# Canning sausage



## Outbreak (Mar 20, 2011)

I love my breakfast and the one thing I would miss is sausage. I have canned deer and beef but never tried a pre-cooked meat. Has anybody taken a link type sausage like Hormel brown & serve links and canned them?


----------



## OldCootHillbilly (Jul 9, 2010)

Ya can can hotdogs an I've read bout cannin sausage so it should be doable.

I'd say it would have ta be pressure canned followin the rules fer yer area.


----------



## Outbreak (Mar 20, 2011)

Old Coot, everything I do is with the pressure canner. I'll check the hot dot recipe, shouldn't be any different with sausage except maybe some more fat, but thats OK. Thanks


----------



## *Andi (Nov 8, 2009)

I have never done "link" sausage but I did find this ... Looks to be the same as the patties.

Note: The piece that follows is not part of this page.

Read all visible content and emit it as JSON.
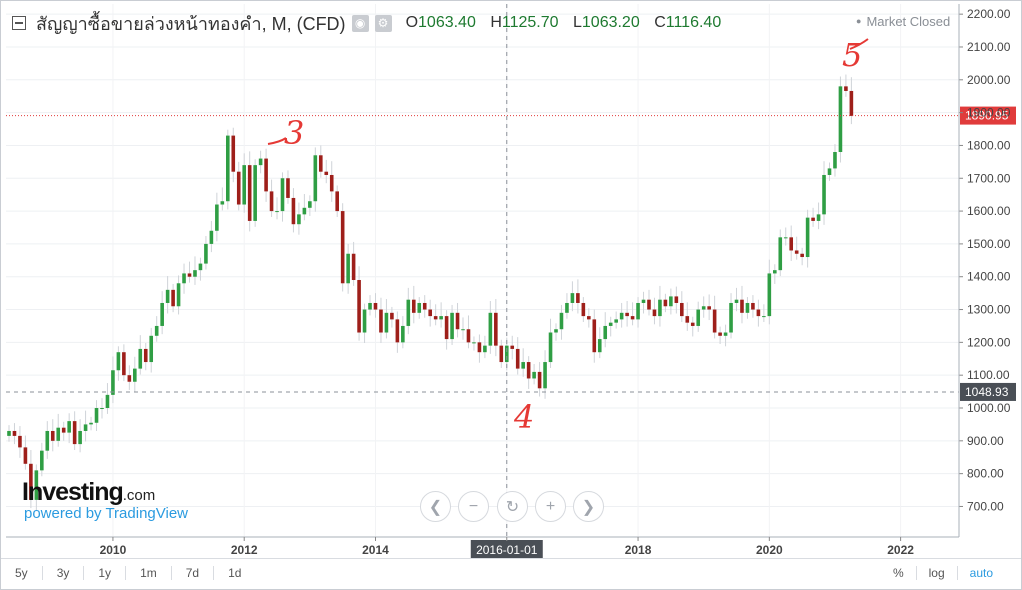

Shape ground pork in to patties or 3 to 4 inch links . Cook until lightly browned. Drain. Pack hot sausage into hot jars, leaving 1-inch headspace. Ladle hot broth over sausage, leaving 1-inch headspace. Remove air bubbles. Adjust two-piece caps. Process pints 1 hour and 15 minutes, quarts 1 hour and 30 minutes, at 10 pounds pressure in a steam-pressure canner."


----------



## lotsoflead (Jul 25, 2010)

exactly what Andi stated, it's in the bible of canning books, page 58 of the ball blue book.


----------



## Outbreak (Mar 20, 2011)

Thanks everybody.


----------